In a report, the IMF mission team said the financial and technical assistance agreement should be accompanied by a “10 percent surcharge on cash flow after corporate income tax but before financing.” This replaces the current 50 percent share the government gets from the FTAA.

“This would lower the government take on less profitable projects and make the overall fiscal regime less regressive,” the report said.

The IMF mission team also recommended combining the existing 5 percent royalty and the 2 percent excise tax on mineral production. The combined royalty would be imposed on all mines, and would be collected by the Bureau of Internal Revenue.

“This would ensure early revenue to the national government to be shared with local governments,” the report said.

Since the higher royalty rate on top of other production-based taxes would render the Philippines uncompetitive, the mission team also recommended providing companies a tax credit against their income tax for any royalty paid above 5 percent.

The report also called for the following reforms:

- Repeal of the incentives provided by the Board of Investments and the Mining Act of 1995;

- Consolidation of domestic tax rules in the National Internal Revenue Code, with a separate section containing all mining-related taxes;

- Put up a mine rehabilitation fund against which companies can charge their expenses;

- Restrict the use of debt through a thin capitalization rule;

- Enact a law providing for continuous appropriation of local government units’ share in mining; and

- Creation of joint monitoring commission to oversee distribution of revenues to LGUs.

The IMF mission team report was the result of a request by the Aquino administration for advice on measures that would increase government revenue from the mining sector.

Last month, the government issued Executive Order No. 79 outlining its new policy on mining.

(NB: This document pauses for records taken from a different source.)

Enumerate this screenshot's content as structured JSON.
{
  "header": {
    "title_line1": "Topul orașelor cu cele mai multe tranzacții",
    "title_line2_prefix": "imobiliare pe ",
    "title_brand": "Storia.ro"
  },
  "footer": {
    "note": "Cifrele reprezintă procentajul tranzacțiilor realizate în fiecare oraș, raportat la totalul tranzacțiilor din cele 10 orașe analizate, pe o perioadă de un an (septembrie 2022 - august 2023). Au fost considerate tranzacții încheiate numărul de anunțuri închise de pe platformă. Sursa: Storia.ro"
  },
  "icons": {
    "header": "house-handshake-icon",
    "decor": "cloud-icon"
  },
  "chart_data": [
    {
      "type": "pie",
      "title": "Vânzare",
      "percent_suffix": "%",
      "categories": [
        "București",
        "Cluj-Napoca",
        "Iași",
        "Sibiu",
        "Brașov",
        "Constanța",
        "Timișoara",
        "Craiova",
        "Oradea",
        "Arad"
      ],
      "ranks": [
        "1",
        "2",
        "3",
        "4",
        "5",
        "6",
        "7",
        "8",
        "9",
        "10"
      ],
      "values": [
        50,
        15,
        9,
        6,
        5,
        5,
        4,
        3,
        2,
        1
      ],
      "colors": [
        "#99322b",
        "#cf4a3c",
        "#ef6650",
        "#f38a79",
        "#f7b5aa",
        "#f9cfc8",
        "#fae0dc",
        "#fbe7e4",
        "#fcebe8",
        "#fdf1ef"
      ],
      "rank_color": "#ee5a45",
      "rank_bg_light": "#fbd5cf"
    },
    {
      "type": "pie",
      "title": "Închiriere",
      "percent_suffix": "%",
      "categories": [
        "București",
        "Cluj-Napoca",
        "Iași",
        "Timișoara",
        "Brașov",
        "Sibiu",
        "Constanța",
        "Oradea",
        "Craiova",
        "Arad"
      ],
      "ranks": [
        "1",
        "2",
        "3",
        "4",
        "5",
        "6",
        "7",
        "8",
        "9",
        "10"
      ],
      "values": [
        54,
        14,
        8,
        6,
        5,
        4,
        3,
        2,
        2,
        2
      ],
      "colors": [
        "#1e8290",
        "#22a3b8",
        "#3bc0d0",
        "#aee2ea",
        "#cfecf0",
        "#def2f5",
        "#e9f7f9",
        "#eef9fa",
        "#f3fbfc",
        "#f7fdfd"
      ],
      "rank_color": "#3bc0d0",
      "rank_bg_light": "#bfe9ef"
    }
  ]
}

The Palace directive extended a moratorium on new mining permits until such time a new revenue-sharing scheme between government and mining companies is put in place.

The government wants to rework the revenue sharing scheme, as taxes from mining comprise only 0.61 percent of total tax revenues, and 5.1 percent of total mining production.

Earlier proposals called for issuing an administrative order that extends the 5 percent royalty, which applies only to mineral reservations, to all other mines, and for hiking the excise tax from 2 percent to 7 percent.

Both proposals however would jack up production-based taxes, thus making the Philippine tax scheme unattractive for projects that earn marginal returns, the IMF mission team said.